ANGRA 2 FUNCIONA “NO JEITINHO”

Há 10 anos em pleno funcionamento e produzindo duas vezes mais que Angra 1, a usina nuclear de Angra 2 opera sem a licença definitiva da Comissão Nacional de Energia Nuclear (Cnen).

Até agora a usina conta apenas com a chamada Autorização de Operação Inicial (AOI). Não se sabe porque a unidade não tem a AOP (Autorização de Operação Permanente).

Para uma usina nuclear entrar em operação precisa da autorização do IBAMA, e da vistoria da Cnen. Se o reator não apresentar problemas o órgão concede a Autorização de Operação Permanente. Não foi o que ocorreu com Angra 2.

O presidente da Comissão Nacional de Energia Nuclear, nega que a falta da licença definitiva se deva a problemas com o reator, e acusa problemas na área ambiental.

O andamento do processo para obtenção de licença no IBAMA mostra que Angra 2 obteve duas permissões de operação, uma em 1999 e outra em 2000. A primeira destinava-se à fase de testes.

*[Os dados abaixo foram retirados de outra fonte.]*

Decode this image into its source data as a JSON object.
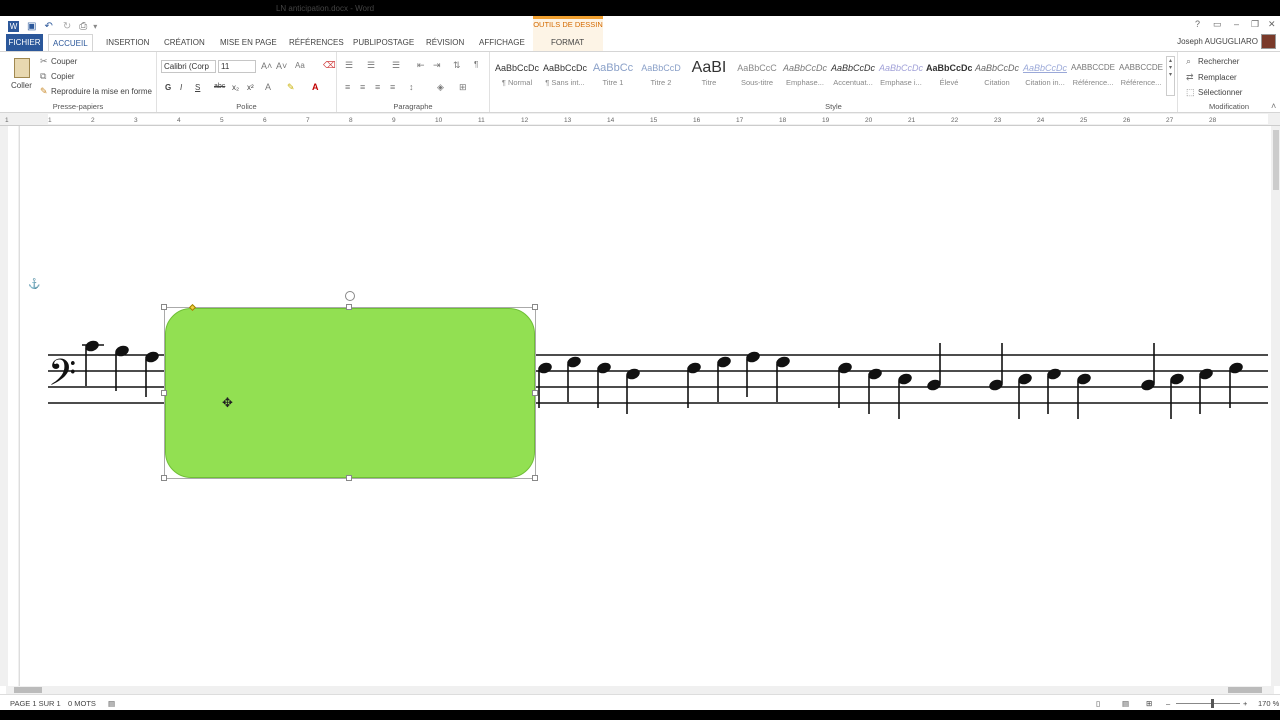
{
  "window": {
    "title": "LN anticipation.docx - Word",
    "contextual_group": "OUTILS DE DESSIN",
    "help": "?",
    "user": "Joseph AUGUGLIARO"
  },
  "tabs": [
    "FICHIER",
    "ACCUEIL",
    "INSERTION",
    "CRÉATION",
    "MISE EN PAGE",
    "RÉFÉRENCES",
    "PUBLIPOSTAGE",
    "RÉVISION",
    "AFFICHAGE",
    "FORMAT"
  ],
  "clipboard": {
    "paste": "Coller",
    "cut": "Couper",
    "copy": "Copier",
    "format_painter": "Reproduire la mise en forme",
    "label": "Presse-papiers"
  },
  "font": {
    "family": "Calibri (Corp",
    "size": "11",
    "change_case": "Aa",
    "bold": "G",
    "italic": "I",
    "underline": "S",
    "strikethrough": "abc",
    "subscript": "x₂",
    "superscript": "x²",
    "label": "Police"
  },
  "paragraph": {
    "label": "Paragraphe",
    "pilcrow": "¶"
  },
  "styles": {
    "label": "Style",
    "items": [
      {
        "preview": "AaBbCcDc",
        "name": "¶ Normal"
      },
      {
        "preview": "AaBbCcDc",
        "name": "¶ Sans int..."
      },
      {
        "preview": "AaBbCc",
        "name": "Titre 1"
      },
      {
        "preview": "AaBbCcD",
        "name": "Titre 2"
      },
      {
        "preview": "AaBI",
        "name": "Titre"
      },
      {
        "preview": "AaBbCcC",
        "name": "Sous-titre"
      },
      {
        "preview": "AaBbCcDc",
        "name": "Emphase..."
      },
      {
        "preview": "AaBbCcDc",
        "name": "Accentuat..."
      },
      {
        "preview": "AaBbCcDc",
        "name": "Emphase i..."
      },
      {
        "preview": "AaBbCcDc",
        "name": "Élevé"
      },
      {
        "preview": "AaBbCcDc",
        "name": "Citation"
      },
      {
        "preview": "AaBbCcDc",
        "name": "Citation in..."
      },
      {
        "preview": "AABBCCDE",
        "name": "Référence..."
      },
      {
        "preview": "AABBCCDE",
        "name": "Référence..."
      }
    ]
  },
  "editing": {
    "find": "Rechercher",
    "replace": "Remplacer",
    "select": "Sélectionner",
    "label": "Modification"
  },
  "ruler_numbers": [
    "1",
    "1",
    "2",
    "3",
    "4",
    "5",
    "6",
    "7",
    "8",
    "9",
    "10",
    "11",
    "12",
    "13",
    "14",
    "15",
    "16",
    "17",
    "18",
    "19",
    "20",
    "21",
    "22",
    "23",
    "24",
    "25",
    "26",
    "27",
    "28"
  ],
  "status": {
    "page": "PAGE 1 SUR 1",
    "words": "0 MOTS",
    "zoom": "170 %"
  },
  "colors": {
    "shape_fill": "#92e052",
    "accent": "#2b579a",
    "contextual": "#f0a030"
  }
}
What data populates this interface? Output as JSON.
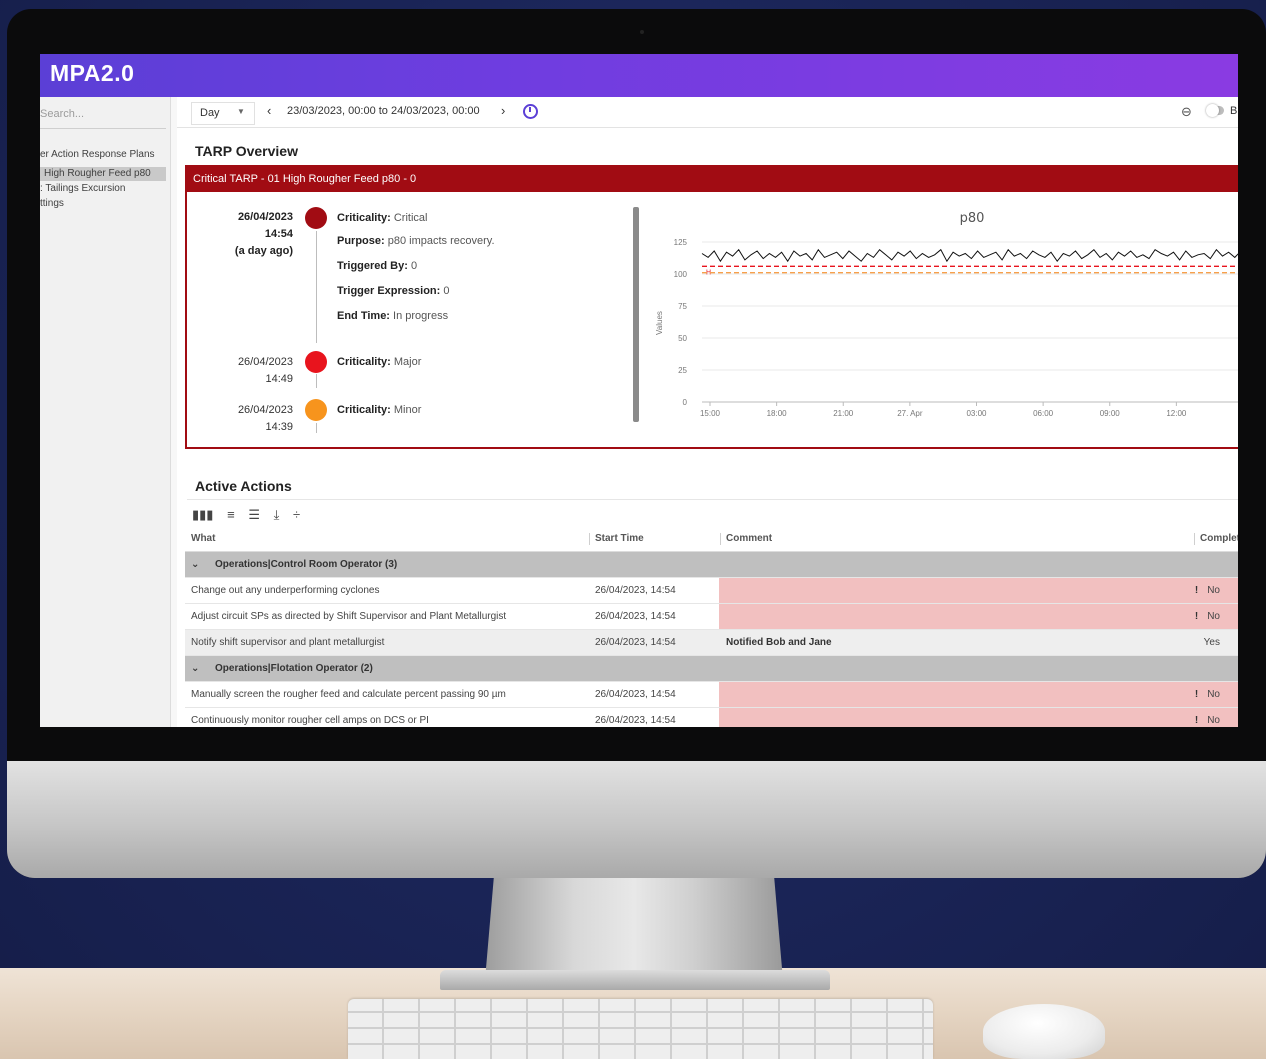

A licença para os testes foi renovada por três meses. Não há no sistema, entretanto, qualquer referência a uma licença ambiental definitiva.

A situação atual, conforme o SLA (Sistema de Licenciamento Ambiental) é a seguinte: “Licença de operação expirada”. A Cnen argumenta que, enquanto essa situação não for regularizada, fica impossibilitada de expedir a Autorização de Operação Permanente.

Apesar da não regularização, um Termo de Ajustamento de Conduta (TAC) foi firmado pelo Ministério Público Federal (MPF), a Eletrobrás Eletronuclear (que opera a usina), o IBAMA e a prefeitura de Angra dos Reis para que medidas emergenciais estivessem prontas para serem executadas em caso de problema.